Book Synopsis A Companion to Contemporary British and Irish Poetry, 1960 - 2015 by : David Malcolm
Download or read book A Companion to Contemporary British and Irish Poetry, 1960 - 2015 written by David Malcolm and published by John Wiley & Sons. This book was released on 2020-12-10 with total page 656 pages. Available in PDF, EPUB and Kindle. Book excerpt: A comprehensive and scholarly review of contemporary British and Irish Poetry With contributions from noted scholars in the field, A Companion to Contemporary British and Irish Poetry, 1960-2015 offers a collection of writings from a diverse group of experts. They explore the richness of individual poets, genres, forms, techniques, traditions, concerns, and institutions that comprise these two distinct but interrelated national poetries. Part of the acclaimed Blackwell Companion to Literature and Culture series, this book contains a comprehensive survey of the most important contemporary Irish and British poetry. The contributors provide new perspectives and positions on the topic. This important book: Explores the institutions, histories, and receptions of contemporary Irish and British poetry Contains contributions from leading scholars of British and Irish poetry Includes an analysis of the most prominent Irish and British poets Puts contemporary Irish and British poetry in context Written for students and academics of contemporary poetry, A Companion to Contemporary British and Irish Poetry, 1960-2015 offers a comprehensive review of contemporary poetry from a wide range of diverse contributors.
Book Synopsis Encyclopedia of American Poetry: The Twentieth Century by : Eric L. Haralson
Download or read book Encyclopedia of American Poetry: The Twentieth Century written by Eric L. Haralson and published by Routledge. This book was released on 2014-01-21 with total page 867 pages. Available in PDF, EPUB and Kindle. Book excerpt: The Encyclopedia of American Poetry: The Twentieth Century contains over 400 entries that treat a broad range of individual poets and poems, along with many articles devoted to topics, schools, or periods of American verse in the century. Entries fall into three main categories: poet entries, which provide biographical and cultural contexts for the author's career; entries on individual works, which offer closer explication of the most resonant poems in the 20th-century canon; and topical entries, which offer analyses of a given period of literary production, school, thematically constructed category, or other verse tradition that historically has been in dialogue with the poetry of the United States.
Book Synopsis Gale Researcher Guide for: On the Borders between Lyric and Language Poetry: Alice Fulton by : Cynthia Hogue
Download or read book Gale Researcher Guide for: On the Borders between Lyric and Language Poetry: Alice Fulton written by Cynthia Hogue and published by Gale, Cengage Learning . This book was released on with total page 8 pages. Available in PDF, EPUB and Kindle. Book excerpt: Gale Researcher Guide for: On the Borders between Lyric and Language Poetry: Alice Fulton is selected from Gale's academic platform Gale Researcher.
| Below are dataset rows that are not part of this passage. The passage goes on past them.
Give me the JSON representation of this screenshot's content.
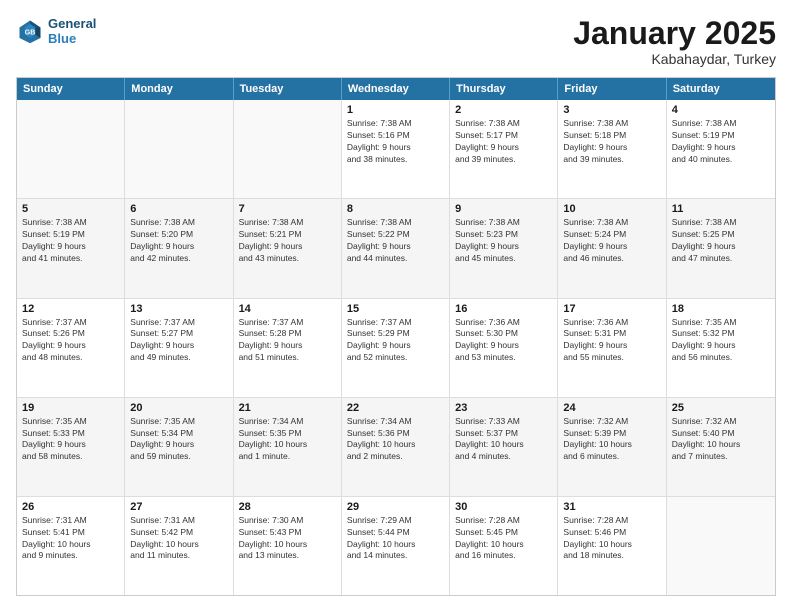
{
  "logo": {
    "line1": "General",
    "line2": "Blue"
  },
  "title": "January 2025",
  "subtitle": "Kabahaydar, Turkey",
  "header": {
    "days": [
      "Sunday",
      "Monday",
      "Tuesday",
      "Wednesday",
      "Thursday",
      "Friday",
      "Saturday"
    ]
  },
  "weeks": [
    {
      "cells": [
        {
          "day": "",
          "info": "",
          "empty": true
        },
        {
          "day": "",
          "info": "",
          "empty": true
        },
        {
          "day": "",
          "info": "",
          "empty": true
        },
        {
          "day": "1",
          "info": "Sunrise: 7:38 AM\nSunset: 5:16 PM\nDaylight: 9 hours\nand 38 minutes."
        },
        {
          "day": "2",
          "info": "Sunrise: 7:38 AM\nSunset: 5:17 PM\nDaylight: 9 hours\nand 39 minutes."
        },
        {
          "day": "3",
          "info": "Sunrise: 7:38 AM\nSunset: 5:18 PM\nDaylight: 9 hours\nand 39 minutes."
        },
        {
          "day": "4",
          "info": "Sunrise: 7:38 AM\nSunset: 5:19 PM\nDaylight: 9 hours\nand 40 minutes."
        }
      ]
    },
    {
      "cells": [
        {
          "day": "5",
          "info": "Sunrise: 7:38 AM\nSunset: 5:19 PM\nDaylight: 9 hours\nand 41 minutes."
        },
        {
          "day": "6",
          "info": "Sunrise: 7:38 AM\nSunset: 5:20 PM\nDaylight: 9 hours\nand 42 minutes."
        },
        {
          "day": "7",
          "info": "Sunrise: 7:38 AM\nSunset: 5:21 PM\nDaylight: 9 hours\nand 43 minutes."
        },
        {
          "day": "8",
          "info": "Sunrise: 7:38 AM\nSunset: 5:22 PM\nDaylight: 9 hours\nand 44 minutes."
        },
        {
          "day": "9",
          "info": "Sunrise: 7:38 AM\nSunset: 5:23 PM\nDaylight: 9 hours\nand 45 minutes."
        },
        {
          "day": "10",
          "info": "Sunrise: 7:38 AM\nSunset: 5:24 PM\nDaylight: 9 hours\nand 46 minutes."
        },
        {
          "day": "11",
          "info": "Sunrise: 7:38 AM\nSunset: 5:25 PM\nDaylight: 9 hours\nand 47 minutes."
        }
      ]
    },
    {
      "cells": [
        {
          "day": "12",
          "info": "Sunrise: 7:37 AM\nSunset: 5:26 PM\nDaylight: 9 hours\nand 48 minutes."
        },
        {
          "day": "13",
          "info": "Sunrise: 7:37 AM\nSunset: 5:27 PM\nDaylight: 9 hours\nand 49 minutes."
        },
        {
          "day": "14",
          "info": "Sunrise: 7:37 AM\nSunset: 5:28 PM\nDaylight: 9 hours\nand 51 minutes."
        },
        {
          "day": "15",
          "info": "Sunrise: 7:37 AM\nSunset: 5:29 PM\nDaylight: 9 hours\nand 52 minutes."
        },
        {
          "day": "16",
          "info": "Sunrise: 7:36 AM\nSunset: 5:30 PM\nDaylight: 9 hours\nand 53 minutes."
        },
        {
          "day": "17",
          "info": "Sunrise: 7:36 AM\nSunset: 5:31 PM\nDaylight: 9 hours\nand 55 minutes."
        },
        {
          "day": "18",
          "info": "Sunrise: 7:35 AM\nSunset: 5:32 PM\nDaylight: 9 hours\nand 56 minutes."
        }
      ]
    },
    {
      "cells": [
        {
          "day": "19",
          "info": "Sunrise: 7:35 AM\nSunset: 5:33 PM\nDaylight: 9 hours\nand 58 minutes."
        },
        {
          "day": "20",
          "info": "Sunrise: 7:35 AM\nSunset: 5:34 PM\nDaylight: 9 hours\nand 59 minutes."
        },
        {
          "day": "21",
          "info": "Sunrise: 7:34 AM\nSunset: 5:35 PM\nDaylight: 10 hours\nand 1 minute."
        },
        {
          "day": "22",
          "info": "Sunrise: 7:34 AM\nSunset: 5:36 PM\nDaylight: 10 hours\nand 2 minutes."
        },
        {
          "day": "23",
          "info": "Sunrise: 7:33 AM\nSunset: 5:37 PM\nDaylight: 10 hours\nand 4 minutes."
        },
        {
          "day": "24",
          "info": "Sunrise: 7:32 AM\nSunset: 5:39 PM\nDaylight: 10 hours\nand 6 minutes."
        },
        {
          "day": "25",
          "info": "Sunrise: 7:32 AM\nSunset: 5:40 PM\nDaylight: 10 hours\nand 7 minutes."
        }
      ]
    },
    {
      "cells": [
        {
          "day": "26",
          "info": "Sunrise: 7:31 AM\nSunset: 5:41 PM\nDaylight: 10 hours\nand 9 minutes."
        },
        {
          "day": "27",
          "info": "Sunrise: 7:31 AM\nSunset: 5:42 PM\nDaylight: 10 hours\nand 11 minutes."
        },
        {
          "day": "28",
          "info": "Sunrise: 7:30 AM\nSunset: 5:43 PM\nDaylight: 10 hours\nand 13 minutes."
        },
        {
          "day": "29",
          "info": "Sunrise: 7:29 AM\nSunset: 5:44 PM\nDaylight: 10 hours\nand 14 minutes."
        },
        {
          "day": "30",
          "info": "Sunrise: 7:28 AM\nSunset: 5:45 PM\nDaylight: 10 hours\nand 16 minutes."
        },
        {
          "day": "31",
          "info": "Sunrise: 7:28 AM\nSunset: 5:46 PM\nDaylight: 10 hours\nand 18 minutes."
        },
        {
          "day": "",
          "info": "",
          "empty": true
        }
      ]
    }
  ]
}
These study guides provide peer-reviewed articles that allow students early success in finding scholarly materials and to gain the confidence and vocabulary needed to pursue deeper research.
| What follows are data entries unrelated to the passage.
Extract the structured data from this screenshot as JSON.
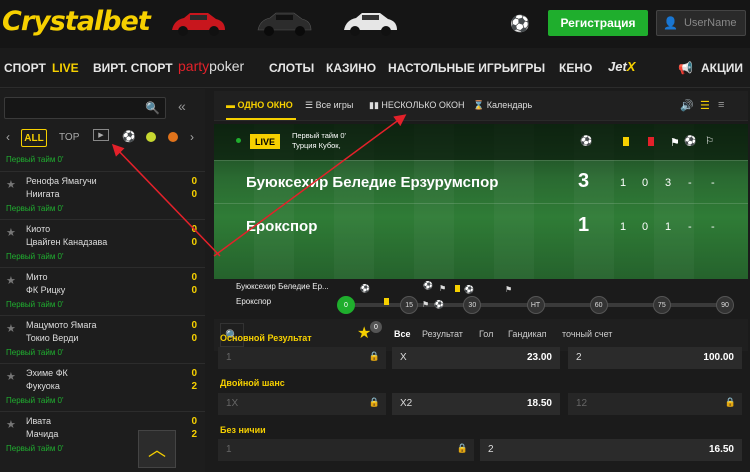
{
  "brand": {
    "logo": "Crystalbet",
    "accent": "#f6d000",
    "green": "#1fae2d"
  },
  "header": {
    "register_label": "Регистрация",
    "username_placeholder": "UserName",
    "ball_icon": "soccer-ball-icon",
    "user_icon": "user-icon"
  },
  "nav": {
    "items": [
      "СПОРТ",
      "LIVE",
      "ВИРТ. СПОРТ",
      "СЛОТЫ",
      "КАЗИНО",
      "НАСТОЛЬНЫЕ ИГРЫ",
      "ИГРЫ",
      "КЕНО",
      "АКЦИИ"
    ],
    "party_a": "party",
    "party_b": "poker",
    "jet_a": "Jet",
    "jet_b": "X"
  },
  "sidebar": {
    "tabs": {
      "all": "ALL",
      "top": "TOP"
    },
    "first_period": "Первый тайм 0'",
    "matches": [
      {
        "team1": "Ренофа Ямагучи",
        "team2": "Ниигата",
        "s1": "0",
        "s2": "0",
        "period": "Первый тайм 0'"
      },
      {
        "team1": "Киото",
        "team2": "Цвайген Канадзава",
        "s1": "0",
        "s2": "0",
        "period": "Первый тайм 0'"
      },
      {
        "team1": "Мито",
        "team2": "ФК Рицку",
        "s1": "0",
        "s2": "0",
        "period": "Первый тайм 0'"
      },
      {
        "team1": "Мацумото Ямага",
        "team2": "Токио Верди",
        "s1": "0",
        "s2": "0",
        "period": "Первый тайм 0'"
      },
      {
        "team1": "Эхиме ФК",
        "team2": "Фукуока",
        "s1": "0",
        "s2": "2",
        "period": "Первый тайм 0'"
      },
      {
        "team1": "Ивата",
        "team2": "Мачида",
        "s1": "0",
        "s2": "2",
        "period": "Первый тайм 0'"
      }
    ]
  },
  "main": {
    "tabs": {
      "one": "ОДНО ОКНО",
      "all": "Все игры",
      "multi": "НЕСКОЛЬКО ОКОН",
      "calendar": "Календарь"
    },
    "event": {
      "live": "LIVE",
      "period": "Первый тайм 0'",
      "league": "Турция Кубок,",
      "team1": "Буюксехир Беледие Ерзурумспор",
      "team2": "Ерокспор",
      "score1": "3",
      "score2": "1",
      "stats1": [
        "1",
        "0",
        "3",
        "-",
        "-"
      ],
      "stats2": [
        "1",
        "0",
        "1",
        "-",
        "-"
      ]
    },
    "timeline": {
      "team1": "Буюксехир Беледие Ер...",
      "team2": "Ерокспор",
      "ticks": [
        "0",
        "15",
        "30",
        "HT",
        "60",
        "75",
        "90"
      ],
      "progress": 0.0
    },
    "filters": {
      "badge": "0",
      "tabs": [
        "Все",
        "Результат",
        "Гол",
        "Гандикап",
        "точный счет"
      ]
    },
    "markets": [
      {
        "title": "Основной Результат",
        "odds": [
          {
            "label": "1",
            "value": "",
            "locked": true
          },
          {
            "label": "X",
            "value": "23.00",
            "locked": false
          },
          {
            "label": "2",
            "value": "100.00",
            "locked": false
          }
        ]
      },
      {
        "title": "Двойной шанс",
        "odds": [
          {
            "label": "1X",
            "value": "",
            "locked": true
          },
          {
            "label": "X2",
            "value": "18.50",
            "locked": false
          },
          {
            "label": "12",
            "value": "",
            "locked": true
          }
        ]
      },
      {
        "title": "Без ничии",
        "odds": [
          {
            "label": "1",
            "value": "",
            "locked": true
          },
          {
            "label": "2",
            "value": "16.50",
            "locked": false
          }
        ]
      }
    ]
  }
}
Download or read book Spatial Poetics written by Yasmine Shamma and published by Oxford University Press, USA. This book was released on 2018 with total page 219 pages. Available in PDF, EPUB and Kindle. Book excerpt: Focusing on Second Generation New York School poetry from 1960 to the present day, this volume explores the poets who lived and wrote from or about New York, the forms of their poems, and the a relationship between the structures they inhabited and the structures they created.